Asthma vs COPD: Key Differences Every Patient Should Know
Asthma and chronic obstructive pulmonary disease (COPD) are both chronic lung diseases that cause breathing difficulties, wheezing and coughing — but they are distinct conditions with different causes, different patterns, and different treatment approaches. Getting the correct diagnosis matters enormously: the wrong treatment plan can leave symptoms uncontrolled or cause unnecessary side effects. This guide explains how doctors tell them apart and what each diagnosis means for your health.
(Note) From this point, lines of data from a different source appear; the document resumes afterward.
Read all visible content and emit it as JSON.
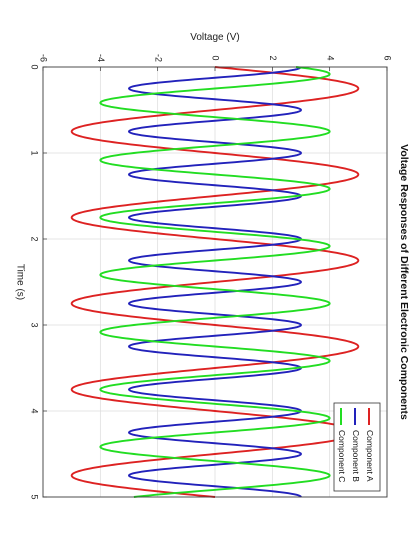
{
  "chart_data": {
    "type": "line",
    "title": "Voltage Responses of Different Electronic Components",
    "xlabel": "Time (s)",
    "ylabel": "Voltage (V)",
    "xlim": [
      0,
      5
    ],
    "ylim": [
      -6,
      6
    ],
    "xticks": [
      0,
      1,
      2,
      3,
      4,
      5
    ],
    "yticks": [
      -6,
      -4,
      -2,
      0,
      2,
      4,
      6
    ],
    "grid": true,
    "legend": "bottom-right",
    "series": [
      {
        "name": "Component A",
        "color": "#dd2222",
        "amplitude": 5,
        "frequency": 1,
        "phase": 0
      },
      {
        "name": "Component B",
        "color": "#2222bb",
        "amplitude": 3,
        "frequency": 2,
        "phase": 1.5708
      },
      {
        "name": "Component C",
        "color": "#22dd22",
        "amplitude": 4,
        "frequency": 1.5,
        "phase": 0.7854
      }
    ]
  }
}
At a Glance: Key Differences
| Feature | Asthma | COPD |
|---|---|---|
| Typical onset age | Childhood or any age | Usually over 40 |
| Main cause | Allergic/immune response | Smoking (90% of cases) |
| Airway obstruction | Largely reversible | Largely irreversible |
| Between-episode function | Often normal | Persistently reduced |
| Airway inflammation type | Eosinophilic (usually) | Neutrophilic |
| Responds to steroids | Yes — very well | Partially |
| Progression | Usually stable or improving | Progressively worsens |
| Allergy connection | Common | Uncommon |
What is Asthma?
Asthma is a chronic inflammatory disease of the airways characterised by episodes of wheezing, breathlessness, chest tightness and coughing. The inflammation makes airways sensitive to triggers, causing them to narrow, swell, and produce excess mucus. Crucially, this narrowing is largely reversible — between episodes, many people with asthma have completely normal lung function.
What is COPD?
COPD is an umbrella term for progressive lung diseases — primarily emphysema and chronic bronchitis — characterised by increasing difficulty breathing. The damage to lung tissue is largely permanent and progressive. Smoking is responsible for approximately 90% of COPD cases. Unlike asthma, COPD causes structural damage to the air sacs (alveoli) and permanently narrows the smaller airways.
Overlapping Symptoms — Why It's Confusing
Both conditions cause:
- Wheezing
- Shortness of breath, especially with exertion
- Chronic cough
- Chest tightness
- Increased mucus production
This overlap explains why misdiagnosis is common, particularly in older adults who may have both conditions simultaneously (called Asthma-COPD Overlap Syndrome, or ACOS).
How Doctors Tell Them Apart
Spirometry
Spirometry is the key diagnostic tool. It measures the FEV1 (the volume of air you can exhale in one second) and FVC (total air expelled in a forced breath). In asthma, the FEV1/FVC ratio is reduced but improves significantly (usually >12%) after a bronchodilator. In COPD, the ratio is reduced but does not fully reverse after bronchodilator — the hallmark of fixed airflow obstruction.
Age and History
A patient who has never smoked, developed breathing problems in childhood, and has a family history of asthma or allergies almost certainly has asthma. A 60-year-old with a 30 pack-year smoking history whose breathlessness is gradually worsening year by year most likely has COPD.
Symptom Pattern
Asthma symptoms classically vary — better on some days, worse on others, triggered by specific exposures. COPD symptoms tend to be more constant and gradually worsening over months and years.
Blood Tests
Elevated blood eosinophils and high total IgE levels point toward asthma. Alpha-1 antitrypsin deficiency testing is done when COPD presents in younger, non-smoking patients.
Can You Have Both?
Yes — Asthma-COPD Overlap (ACO) is diagnosed in roughly 15–25% of patients with obstructive lung disease, particularly in older patients with a long asthma history who also smoked. ACO tends to have worse outcomes than either condition alone and requires a carefully tailored treatment plan from a pulmonologist.
Treatment Differences
While both conditions use bronchodilators and inhaled steroids, the emphasis and goals differ:
- Asthma: Inhaled corticosteroids are the cornerstone. Biologic therapy for severe cases. Goal: full symptom control with normal lung function.
- COPD: Long-acting bronchodilators (LABAs and LAMAs) are the foundation. Inhaled steroids added for frequent exacerbators with eosinophilia. Pulmonary rehabilitation is central. Goal: slow progression and reduce exacerbations — full reversal is not achievable.
Using only COPD medications in an asthma patient, or vice versa, leads to suboptimal control. This is why accurate diagnosis by a respiratory specialist is essential.